Le salarié placé en congé sans solde librement convenu avec l’employeur – ou sur la base d’un congé sabbatique au sens de l’article L. 3142-28 par exemple – voit son contrat de travail suspendu pendant la durée dudit congé.
La suspension du contrat de travail implique que, sauf à cotiser volontairement pendant cette durée, le salarié n’acquiert aucun droit à retraite (de base, complémentaire ou, le cas échéant, surcomplémentaire). Durant cette période, l’employeur n’est donc pas non plus assujetti aux cotisations ou contributions en lien avec la rémunération du salarié.

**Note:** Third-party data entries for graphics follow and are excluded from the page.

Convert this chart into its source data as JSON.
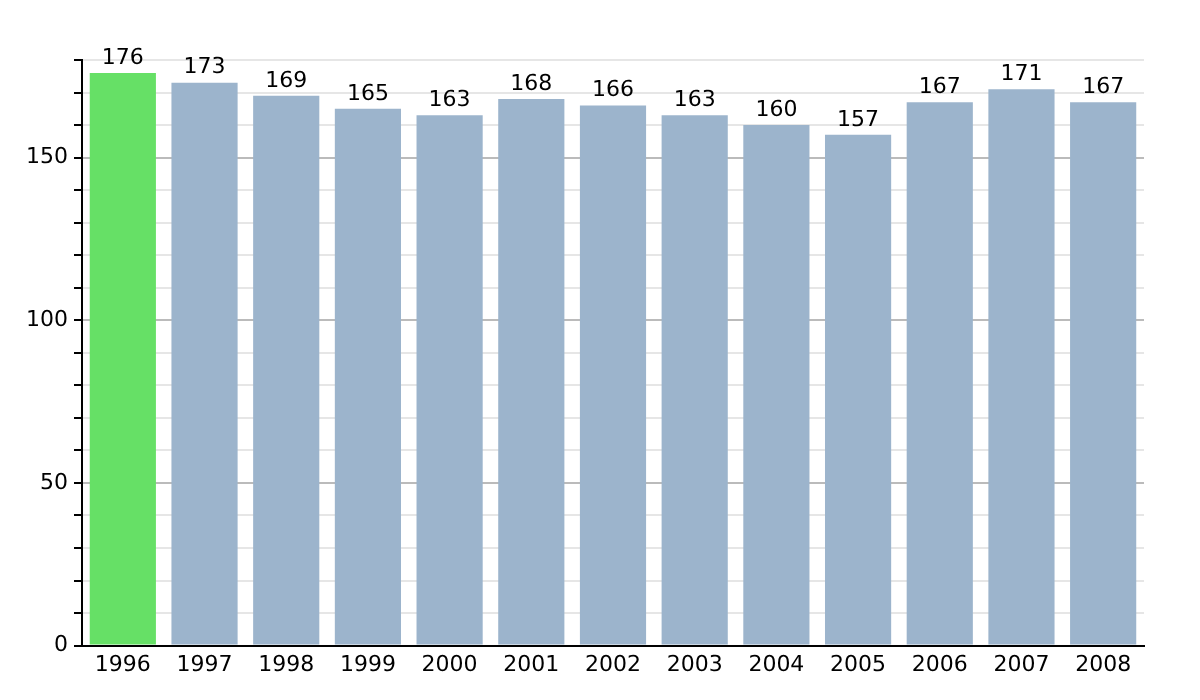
{
  "chart_data": {
    "type": "bar",
    "categories": [
      "1996",
      "1997",
      "1998",
      "1999",
      "2000",
      "2001",
      "2002",
      "2003",
      "2004",
      "2005",
      "2006",
      "2007",
      "2008"
    ],
    "values": [
      176,
      173,
      169,
      165,
      163,
      168,
      166,
      163,
      160,
      157,
      167,
      171,
      167
    ],
    "colors": [
      "#66e066",
      "#9cb4cc",
      "#9cb4cc",
      "#9cb4cc",
      "#9cb4cc",
      "#9cb4cc",
      "#9cb4cc",
      "#9cb4cc",
      "#9cb4cc",
      "#9cb4cc",
      "#9cb4cc",
      "#9cb4cc",
      "#9cb4cc"
    ],
    "ylim": [
      0,
      180
    ],
    "yticks": [
      0,
      {
        "value": 10,
        "label": null
      },
      {
        "value": 20,
        "label": null
      },
      {
        "value": 30,
        "label": null
      },
      {
        "value": 40,
        "label": null
      },
      50,
      {
        "value": 60,
        "label": null
      },
      {
        "value": 70,
        "label": null
      },
      {
        "value": 80,
        "label": null
      },
      {
        "value": 90,
        "label": null
      },
      100,
      {
        "value": 110,
        "label": null
      },
      {
        "value": 120,
        "label": null
      },
      {
        "value": 130,
        "label": null
      },
      {
        "value": 140,
        "label": null
      },
      150,
      {
        "value": 160,
        "label": null
      },
      {
        "value": 170,
        "label": null
      },
      {
        "value": 180,
        "label": null
      }
    ],
    "grid": "y",
    "data_labels": true
  }
}
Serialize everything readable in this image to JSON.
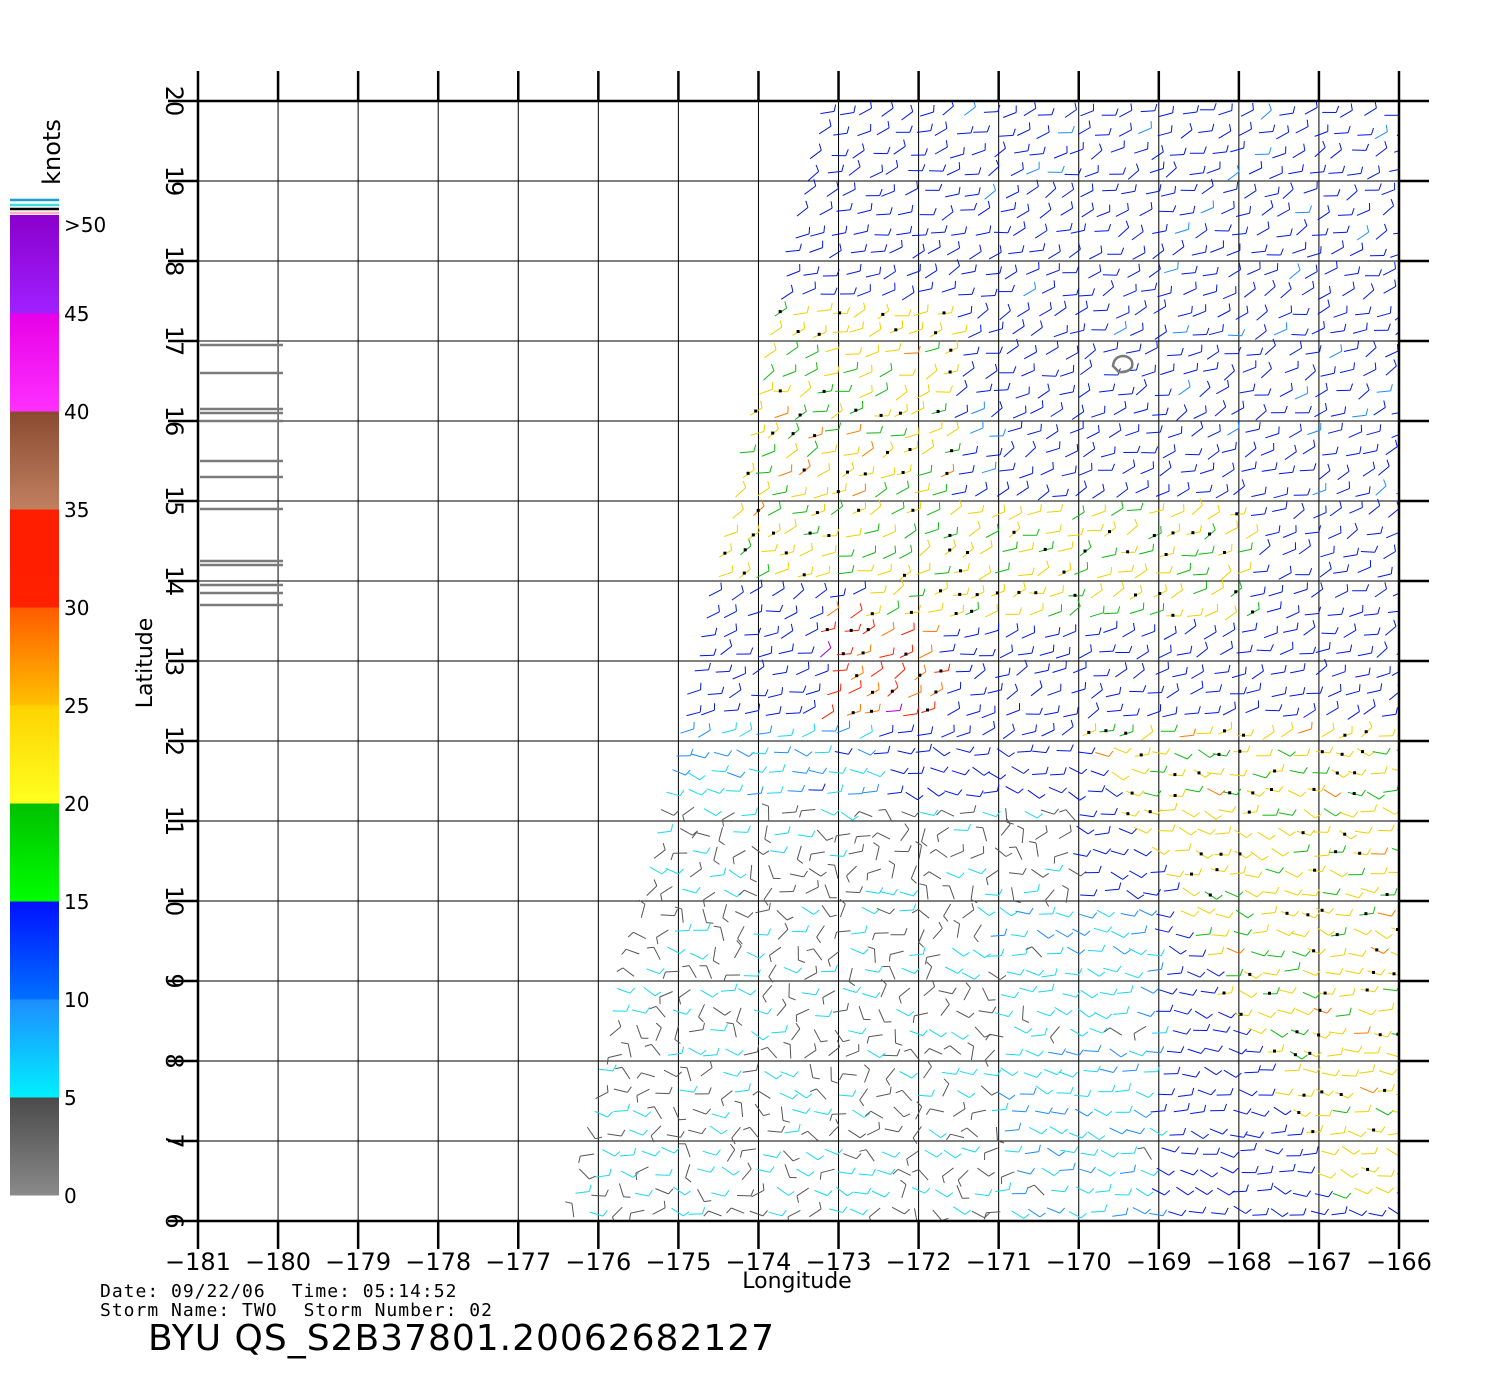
{
  "map": {
    "lon_range": [
      -181,
      -166
    ],
    "lat_range": [
      6,
      20
    ],
    "lon_ticks": [
      -181,
      -180,
      -179,
      -178,
      -177,
      -176,
      -175,
      -174,
      -173,
      -172,
      -171,
      -170,
      -169,
      -168,
      -167,
      -166
    ],
    "lat_ticks": [
      6,
      7,
      8,
      9,
      10,
      11,
      12,
      13,
      14,
      15,
      16,
      17,
      18,
      19,
      20
    ],
    "xlabel": "Longitude",
    "ylabel": "Latitude",
    "grid": true
  },
  "legend": {
    "unit": "knots",
    "top_label": ">50",
    "bins": [
      {
        "min": 0,
        "max": 5,
        "color": "#4a4a4a"
      },
      {
        "min": 5,
        "max": 10,
        "color": "#1e8cff"
      },
      {
        "min": 10,
        "max": 15,
        "color": "#0010ff"
      },
      {
        "min": 15,
        "max": 20,
        "color": "#00c000"
      },
      {
        "min": 20,
        "max": 25,
        "color": "#ffd200"
      },
      {
        "min": 25,
        "max": 30,
        "color": "#ff5a00"
      },
      {
        "min": 30,
        "max": 35,
        "color": "#ff1e00"
      },
      {
        "min": 35,
        "max": 40,
        "color": "#8a4a30"
      },
      {
        "min": 40,
        "max": 45,
        "color": "#e600e6"
      },
      {
        "min": 45,
        "max": 50,
        "color": "#8a00cc"
      }
    ],
    "tick_labels": [
      "0",
      "5",
      "10",
      "15",
      "20",
      "25",
      "30",
      "35",
      "40",
      "45"
    ]
  },
  "info": {
    "date": "Date: 09/22/06",
    "time": "Time: 05:14:52",
    "storm_name": "Storm Name: TWO",
    "storm_number": "Storm Number: 02"
  },
  "file_id": "BYU QS_S2B37801.20062682127"
}
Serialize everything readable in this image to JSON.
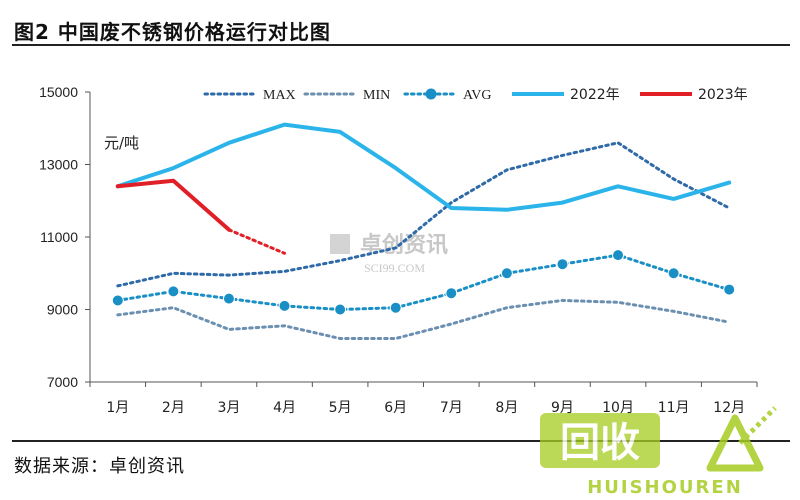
{
  "figure": {
    "title": "图2 中国废不锈钢价格运行对比图",
    "source": "数据来源：卓创资讯",
    "watermark_center": [
      "卓创资讯",
      "SCI99.COM"
    ],
    "watermark_corner": [
      "回收",
      "HUISHOUREN"
    ]
  },
  "chart_data": {
    "type": "line",
    "title": "图2 中国废不锈钢价格运行对比图",
    "ylabel": "元/吨",
    "xlabel": "",
    "ylim": [
      7000,
      15000
    ],
    "yticks": [
      7000,
      9000,
      11000,
      13000,
      15000
    ],
    "categories": [
      "1月",
      "2月",
      "3月",
      "4月",
      "5月",
      "6月",
      "7月",
      "8月",
      "9月",
      "10月",
      "11月",
      "12月"
    ],
    "legend_position": "top",
    "grid": false,
    "series": [
      {
        "name": "MAX",
        "style": "dotted",
        "color": "#2e6aa8",
        "values": [
          9650,
          10000,
          9950,
          10050,
          10350,
          10700,
          11950,
          12850,
          13250,
          13600,
          12600,
          11800
        ]
      },
      {
        "name": "MIN",
        "style": "dotted",
        "color": "#6b8fb0",
        "values": [
          8850,
          9050,
          8450,
          8550,
          8200,
          8200,
          8600,
          9050,
          9250,
          9200,
          8950,
          8650
        ]
      },
      {
        "name": "AVG",
        "style": "dotted-marker",
        "color": "#1a8fc6",
        "values": [
          9250,
          9500,
          9300,
          9100,
          9000,
          9050,
          9450,
          10000,
          10250,
          10500,
          10000,
          9550
        ]
      },
      {
        "name": "2022年",
        "style": "solid",
        "color": "#2ab4ea",
        "values": [
          12400,
          12900,
          13600,
          14100,
          13900,
          12900,
          11800,
          11750,
          11950,
          12400,
          12050,
          12500
        ]
      },
      {
        "name": "2023年",
        "style": "solid-then-dotted",
        "color": "#e01f26",
        "values": [
          12400,
          12550,
          11200,
          10550,
          null,
          null,
          null,
          null,
          null,
          null,
          null,
          null
        ]
      }
    ]
  }
}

À l’issue du congé, le salarié est supposé être réintégré sur son précédent emploi (ou un emploi similaire assorti d’une rémunération au moins équivalente). Il est toujours considéré comme faisant partie des effectifs de l’établissement ou entreprise. Cette circonstance emporte pour conséquence que le salarié bénéficiera donc des indemnités légales et conventionnelles pour lesquelles il est exigé que le salarié fasse partie de l’entreprise au moment de son départ à la retraite (s’y ajoutent les prestations servies au salarié dans les mêmes conditions comme la retraite surcomplémentaire/supplémentaire).
Seconde conséquence, le salarié ou son employeur devra malgré tout procéder à un départ volontaire ou une mise à la retraite (dans les conditions définies aux points II.1 et II.2 de la présente note) : le congé sabbatique ne dispense pas le salarié et l’employeur de prévoir la fin du contrat de travail selon l’une de ces deux modalités.